Je t’écris pendant une courte accalmie. J’ai trouvé l’un des rares endroits où l’on peut quelque peu s’isoler, loin de l’agitation et du tumulte qui règnent ici à toute heure du jour et de la nuit.

L’odeur de la mort est partout. Elle imprègne tout, jusqu’à nos pensées qui ne peuvent plus s’en détacher. Le pire encore est son odeur qui flotte comme un étendard au-dessus des lits de fortune que l’on entasse comme l’on peut dans un coin.

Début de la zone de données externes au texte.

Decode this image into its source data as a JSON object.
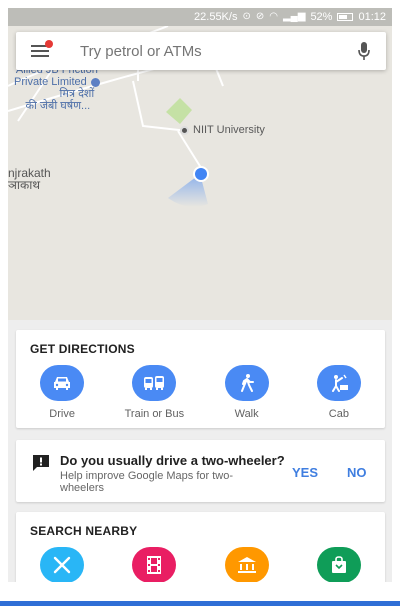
{
  "status_bar": {
    "speed": "22.55K/s",
    "battery": "52%",
    "time": "01:12"
  },
  "search": {
    "placeholder": "Try petrol or ATMs"
  },
  "map": {
    "labels": {
      "company_line1": "Allied JB Friction",
      "company_line2": "Private Limited",
      "company_hindi1": "मित्र देशों",
      "company_hindi2": "की जेबी घर्षण...",
      "university": "NIIT University",
      "town_en": "njrakath",
      "town_hi": "ञाकाथ"
    },
    "colors": {
      "background": "#e8e6e0",
      "park": "#c5e1a5",
      "road": "#ffffff",
      "location_dot": "#4285f4"
    }
  },
  "directions": {
    "title": "GET DIRECTIONS",
    "modes": [
      {
        "label": "Drive",
        "icon": "car-icon"
      },
      {
        "label": "Train or Bus",
        "icon": "bus-icon"
      },
      {
        "label": "Walk",
        "icon": "walk-icon"
      },
      {
        "label": "Cab",
        "icon": "cab-icon"
      }
    ],
    "accent": "#4a8af4"
  },
  "prompt": {
    "question": "Do you usually drive a two-wheeler?",
    "subtext": "Help improve Google Maps for two-wheelers",
    "yes": "YES",
    "no": "NO",
    "icon": "feedback-icon"
  },
  "nearby": {
    "title": "SEARCH NEARBY",
    "categories": [
      {
        "icon": "restaurant-icon",
        "color": "#29b6f6"
      },
      {
        "icon": "film-icon",
        "color": "#e91e63"
      },
      {
        "icon": "bank-icon",
        "color": "#ff9800"
      },
      {
        "icon": "shopping-bag-icon",
        "color": "#0f9d58"
      }
    ]
  }
}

Chaque heure apporte son mort, chaque minute son lot de mauvaises nouvelles. Demain, au plus tard après-demain, nous serons en rupture de masques pour nous protéger tandis que nous sommes déjà obligés d’opérer des choix entre ceux que l’on soigne et ceux que l’on abandonne car l’espoir de guérison est définitivement vain… C’est le dénuement le plus complet et je me demande qui de l’incurie de nos gouvernants et de cette bactérie tue le plus !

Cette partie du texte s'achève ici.